C'est une question difficile. J'ai passé environ 7 années sur le terrain en tant que déléguée du CICR, d'abord au Rwanda, puis à Gaza, en Jordanie, en Algérie, en Tunisie, au Maroc et au Sahara occidental… Mon activité principale consistait à visiter les détenus pour vérifier leurs conditions de détention et leur traitement. Les circonstances de chaque mission étaient à chaque fois très différentes, mais ce qui m'a marquée, c'est la reconnaissance que m'ont témoignée les détenus et leurs familles, surtout lorsqu'ils n'avaient pas eu de nouvelles et que je pouvais les rassurer en transmettant des nouvelles familiales ou parfois de simples salutations… Ce qui était très difficile, c'était d'annoncer le décès d'un père ou d'une mère à un fils en prison… Ou bien de devoir aller voir des familles dans lesquelles les enfants n'avaient pratiquement jamais connu leur père, détenu depuis leur naissance… A Gaza par exemple, les familles de près de 900 détenus ont été privées de visites de famille depuis juin 2007, suite à la suspension de ces visites par les autorités israéliennes. Des familles entières ont ainsi été coupées d'un lien affectif, moral et physique essentiel, que les visites du CICR ou les messages que nous appelons "Messages Croix-Rouge", et qui sont de brèves nouvelles familiales, ne peuvent jamais remplacer.
Comment œuvrez-vous pour la protection des journalistes en temps de guerre?
Les journalistes sont protégés par le droit humanitaire au même titre que les civils, ils bénéficient donc d'une couverture très large dans les Conventions de Genève et leurs protocoles additionnels, même si le terme "journaliste" n'apparaît que rarement dans ces textes. Nous avons essentiellement deux types d'activités, visant à la prévention et à la protection. Nous sommes d'avis que le droit protège suffisamment les journalistes mais que ce qui fait défaut, c'est l'application de ce droit, sa mise en œuvre concrète. Les Etats sont les premiers responsables de cette mise en œuvre. Ils doivent non seulement respecter ces obligations mais aussi les faire respecter. Cela veut aussi dire poursuivre les éventuels auteurs de violations et les punir. Nous nous efforçons de faire connaître le droit humanitaire aux autorités concernées et nous les aidons à l'intégrer dans leurs législations nationales. Nous encourageons la formation des forces armées et des forces de sécurité au droit international humanitaire. Mais ce n'est pas tout : nous formons également les journalistes eux-mêmes au droit international humanitaire, pour deux raisons : parce que cette connaissance leur permet de renforcer leurs compétences professionnelles, en leur permettant de mieux comprendre les situations auxquelles ils ont affaire. Il faudrait par exemple faire la différence entre un "massacre" (qui n'est d'ailleurs pas un terme juridique) et un "génocide", ou bien de savoir s'ils sont en train de couvrir une situation de conflit armé ou de troubles internes, ce qui est très différent, car le droit qui s'applique n'est pas le même, donc les obligations non plus, et les conséquences sont différentes selon qu'il s'agit de crimes, crimes de guerre ou crimes contre l'humanité… Pour bien faire la différence, il faut décrypter les événements, et c'est ce que nous voulons montrer aux journalistes en leur donnant des outils et des références.

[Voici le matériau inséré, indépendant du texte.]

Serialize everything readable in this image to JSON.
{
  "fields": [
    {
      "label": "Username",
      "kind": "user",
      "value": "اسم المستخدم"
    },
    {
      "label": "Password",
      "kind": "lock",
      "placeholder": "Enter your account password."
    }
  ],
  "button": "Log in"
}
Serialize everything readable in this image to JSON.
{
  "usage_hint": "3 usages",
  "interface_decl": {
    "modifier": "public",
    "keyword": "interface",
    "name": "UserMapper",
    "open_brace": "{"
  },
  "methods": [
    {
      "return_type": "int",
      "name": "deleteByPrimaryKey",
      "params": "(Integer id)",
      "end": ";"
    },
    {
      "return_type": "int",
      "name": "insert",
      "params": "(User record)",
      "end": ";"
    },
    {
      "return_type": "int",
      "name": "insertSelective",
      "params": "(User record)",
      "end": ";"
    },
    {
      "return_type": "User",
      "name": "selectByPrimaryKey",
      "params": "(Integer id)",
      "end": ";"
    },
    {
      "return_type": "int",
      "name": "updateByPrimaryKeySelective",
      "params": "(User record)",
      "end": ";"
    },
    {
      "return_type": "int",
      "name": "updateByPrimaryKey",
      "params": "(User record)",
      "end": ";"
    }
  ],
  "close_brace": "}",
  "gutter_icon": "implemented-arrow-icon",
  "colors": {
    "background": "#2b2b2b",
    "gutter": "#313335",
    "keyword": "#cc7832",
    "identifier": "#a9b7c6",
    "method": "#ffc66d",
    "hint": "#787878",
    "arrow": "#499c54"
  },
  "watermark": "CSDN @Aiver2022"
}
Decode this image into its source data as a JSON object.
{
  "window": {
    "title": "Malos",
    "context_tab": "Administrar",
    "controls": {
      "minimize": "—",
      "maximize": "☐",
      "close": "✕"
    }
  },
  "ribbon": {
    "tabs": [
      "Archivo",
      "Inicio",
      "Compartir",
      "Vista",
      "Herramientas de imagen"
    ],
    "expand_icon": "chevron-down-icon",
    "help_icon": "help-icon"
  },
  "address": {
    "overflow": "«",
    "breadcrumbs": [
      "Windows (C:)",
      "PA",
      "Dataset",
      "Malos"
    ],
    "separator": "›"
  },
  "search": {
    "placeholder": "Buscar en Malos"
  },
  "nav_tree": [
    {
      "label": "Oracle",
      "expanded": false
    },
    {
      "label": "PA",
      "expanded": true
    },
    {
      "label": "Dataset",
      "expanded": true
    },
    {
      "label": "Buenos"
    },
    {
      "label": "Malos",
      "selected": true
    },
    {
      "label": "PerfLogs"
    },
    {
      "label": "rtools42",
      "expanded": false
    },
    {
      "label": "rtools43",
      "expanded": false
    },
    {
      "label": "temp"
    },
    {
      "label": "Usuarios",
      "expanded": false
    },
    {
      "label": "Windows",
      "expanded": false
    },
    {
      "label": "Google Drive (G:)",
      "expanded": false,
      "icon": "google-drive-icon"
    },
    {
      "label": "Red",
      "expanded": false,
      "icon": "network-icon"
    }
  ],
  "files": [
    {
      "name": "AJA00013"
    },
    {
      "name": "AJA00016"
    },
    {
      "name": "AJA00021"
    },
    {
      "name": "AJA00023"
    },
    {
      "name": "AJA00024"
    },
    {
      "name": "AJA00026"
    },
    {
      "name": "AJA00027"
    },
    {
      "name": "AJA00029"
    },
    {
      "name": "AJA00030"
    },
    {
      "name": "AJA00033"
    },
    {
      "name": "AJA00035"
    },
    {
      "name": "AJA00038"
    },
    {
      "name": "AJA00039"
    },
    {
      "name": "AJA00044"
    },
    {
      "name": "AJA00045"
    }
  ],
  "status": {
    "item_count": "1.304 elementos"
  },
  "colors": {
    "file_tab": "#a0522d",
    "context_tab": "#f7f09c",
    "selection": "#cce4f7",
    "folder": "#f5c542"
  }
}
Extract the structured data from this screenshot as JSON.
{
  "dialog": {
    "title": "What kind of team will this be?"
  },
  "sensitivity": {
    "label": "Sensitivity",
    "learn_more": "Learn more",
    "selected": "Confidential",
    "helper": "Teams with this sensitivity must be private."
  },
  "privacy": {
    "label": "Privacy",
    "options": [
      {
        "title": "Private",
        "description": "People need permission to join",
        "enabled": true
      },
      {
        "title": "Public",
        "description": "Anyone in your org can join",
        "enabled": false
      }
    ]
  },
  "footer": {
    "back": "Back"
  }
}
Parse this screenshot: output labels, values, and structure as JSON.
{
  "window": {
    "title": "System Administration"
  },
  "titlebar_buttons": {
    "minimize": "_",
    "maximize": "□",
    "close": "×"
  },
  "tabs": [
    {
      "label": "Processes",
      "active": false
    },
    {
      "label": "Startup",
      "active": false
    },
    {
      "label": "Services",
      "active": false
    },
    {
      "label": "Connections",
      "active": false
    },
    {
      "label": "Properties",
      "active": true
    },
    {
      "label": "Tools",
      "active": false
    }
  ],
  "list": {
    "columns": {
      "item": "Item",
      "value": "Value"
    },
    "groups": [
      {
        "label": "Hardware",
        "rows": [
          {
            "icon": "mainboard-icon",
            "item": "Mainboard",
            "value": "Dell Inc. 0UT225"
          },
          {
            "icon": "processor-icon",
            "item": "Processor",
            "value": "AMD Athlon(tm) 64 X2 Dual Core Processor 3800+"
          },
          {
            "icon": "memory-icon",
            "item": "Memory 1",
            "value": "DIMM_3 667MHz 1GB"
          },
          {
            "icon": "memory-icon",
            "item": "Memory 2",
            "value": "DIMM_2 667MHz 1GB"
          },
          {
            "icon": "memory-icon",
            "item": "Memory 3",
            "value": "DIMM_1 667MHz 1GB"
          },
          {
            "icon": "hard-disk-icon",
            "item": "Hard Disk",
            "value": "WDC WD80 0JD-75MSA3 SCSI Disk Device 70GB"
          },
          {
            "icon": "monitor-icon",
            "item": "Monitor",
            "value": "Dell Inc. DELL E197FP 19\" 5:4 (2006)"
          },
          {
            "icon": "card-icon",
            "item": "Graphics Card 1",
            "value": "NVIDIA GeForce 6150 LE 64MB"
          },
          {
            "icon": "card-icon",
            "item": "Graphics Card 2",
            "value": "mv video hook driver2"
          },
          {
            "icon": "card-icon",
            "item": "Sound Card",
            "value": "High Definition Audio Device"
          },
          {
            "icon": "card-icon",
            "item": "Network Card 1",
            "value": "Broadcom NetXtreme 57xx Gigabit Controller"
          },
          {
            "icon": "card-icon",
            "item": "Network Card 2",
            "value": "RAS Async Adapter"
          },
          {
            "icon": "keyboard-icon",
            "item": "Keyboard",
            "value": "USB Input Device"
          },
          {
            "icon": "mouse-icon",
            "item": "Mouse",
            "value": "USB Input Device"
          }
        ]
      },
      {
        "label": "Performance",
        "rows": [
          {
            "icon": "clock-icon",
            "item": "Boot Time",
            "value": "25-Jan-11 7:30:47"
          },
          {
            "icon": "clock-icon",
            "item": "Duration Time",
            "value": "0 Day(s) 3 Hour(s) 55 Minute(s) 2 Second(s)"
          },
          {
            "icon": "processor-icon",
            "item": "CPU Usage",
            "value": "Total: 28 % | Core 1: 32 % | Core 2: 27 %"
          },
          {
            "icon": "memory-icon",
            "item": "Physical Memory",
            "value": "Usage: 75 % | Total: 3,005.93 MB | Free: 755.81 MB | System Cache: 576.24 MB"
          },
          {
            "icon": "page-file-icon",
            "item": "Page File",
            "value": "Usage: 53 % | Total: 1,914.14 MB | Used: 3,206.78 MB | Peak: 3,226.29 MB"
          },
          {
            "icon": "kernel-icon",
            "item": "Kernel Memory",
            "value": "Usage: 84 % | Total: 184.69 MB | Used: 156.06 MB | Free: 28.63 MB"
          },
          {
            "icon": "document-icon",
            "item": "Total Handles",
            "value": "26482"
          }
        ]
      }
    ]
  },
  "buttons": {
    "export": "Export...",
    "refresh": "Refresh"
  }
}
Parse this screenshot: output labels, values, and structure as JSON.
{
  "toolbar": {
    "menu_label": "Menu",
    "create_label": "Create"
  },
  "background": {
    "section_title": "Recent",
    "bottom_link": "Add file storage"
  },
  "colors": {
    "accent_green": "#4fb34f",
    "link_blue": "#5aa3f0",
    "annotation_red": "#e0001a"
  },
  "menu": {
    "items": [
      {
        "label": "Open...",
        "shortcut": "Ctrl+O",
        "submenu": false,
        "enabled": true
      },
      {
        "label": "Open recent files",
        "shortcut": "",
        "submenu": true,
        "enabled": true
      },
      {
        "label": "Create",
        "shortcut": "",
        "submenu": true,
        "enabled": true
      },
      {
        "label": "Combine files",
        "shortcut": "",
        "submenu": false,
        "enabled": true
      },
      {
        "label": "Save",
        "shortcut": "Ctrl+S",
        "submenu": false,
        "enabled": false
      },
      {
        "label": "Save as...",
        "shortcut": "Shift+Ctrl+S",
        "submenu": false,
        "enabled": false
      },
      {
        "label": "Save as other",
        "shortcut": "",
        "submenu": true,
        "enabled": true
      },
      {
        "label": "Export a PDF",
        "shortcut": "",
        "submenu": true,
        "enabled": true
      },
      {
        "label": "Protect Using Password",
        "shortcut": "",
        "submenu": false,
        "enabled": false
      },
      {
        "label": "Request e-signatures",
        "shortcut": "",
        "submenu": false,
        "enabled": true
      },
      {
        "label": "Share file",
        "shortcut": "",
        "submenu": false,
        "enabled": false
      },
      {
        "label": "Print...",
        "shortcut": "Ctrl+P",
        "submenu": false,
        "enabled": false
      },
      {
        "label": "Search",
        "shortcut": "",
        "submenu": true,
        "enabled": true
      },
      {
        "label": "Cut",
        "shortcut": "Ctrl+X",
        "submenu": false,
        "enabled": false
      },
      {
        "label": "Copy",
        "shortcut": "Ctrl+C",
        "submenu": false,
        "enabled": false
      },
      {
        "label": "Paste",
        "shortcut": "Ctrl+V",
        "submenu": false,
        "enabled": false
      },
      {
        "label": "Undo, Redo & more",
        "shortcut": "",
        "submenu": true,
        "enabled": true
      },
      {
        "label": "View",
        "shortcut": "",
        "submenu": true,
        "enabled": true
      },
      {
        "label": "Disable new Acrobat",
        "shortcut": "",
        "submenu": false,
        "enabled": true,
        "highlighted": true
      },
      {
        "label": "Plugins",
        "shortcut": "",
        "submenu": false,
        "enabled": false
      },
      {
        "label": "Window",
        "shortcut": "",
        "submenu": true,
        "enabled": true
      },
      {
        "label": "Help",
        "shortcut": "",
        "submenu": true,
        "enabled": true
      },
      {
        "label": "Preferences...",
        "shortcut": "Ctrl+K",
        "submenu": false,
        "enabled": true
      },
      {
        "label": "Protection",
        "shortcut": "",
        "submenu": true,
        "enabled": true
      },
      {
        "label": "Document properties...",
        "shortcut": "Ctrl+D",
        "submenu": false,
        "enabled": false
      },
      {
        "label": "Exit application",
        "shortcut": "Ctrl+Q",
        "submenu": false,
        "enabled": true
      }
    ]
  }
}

La deuxième raison, c'est que nous voulons que les journalistes comprennent comment ils sont protégés par le droit international humanitaire et quelles sont les limites de cette protection. Lorsque des journalistes sont dans une situation dangereuse, qu'ils ont été arrêtés, blessés, kidnappés, ou qu'ils ont disparu, nous leur offrons la possibilité, ainsi qu'à leurs employeurs et à leurs familles, de nous contacter pour demander notre assistance, par exemple pour aller les visiter en prison ou obtenir des nouvelles.
Avez-vous eu à intervenir récemment durant les révolutions arabes pour aider des journalistes ?
Depuis le début de l'année 2011, nous avons pu venir en aide à une cinquantaine de journalistes, principalement en Libye, soit en les visitant en prison, soit en rétablissant le contact avec leurs proches, ou bien simplement en réussissant à obtenir des autorités des informations les concernant pour pouvoir rassurer leurs familles et leurs employeurs. Le 24 août, nous avons pu évacuer de l'hôtel Rixos à Tripoli une trentaine de journalistes vers un endroit plus sûr. Nous avons pu le faire car nous avions des contacts avec toutes les parties en présence qui connaissaient notre façon de travailler et notre rôle d'organisation humanitaire neutre et indépendante et que nous avons pu négocier le passage aux check-points. Mais c'est loin d'être facile…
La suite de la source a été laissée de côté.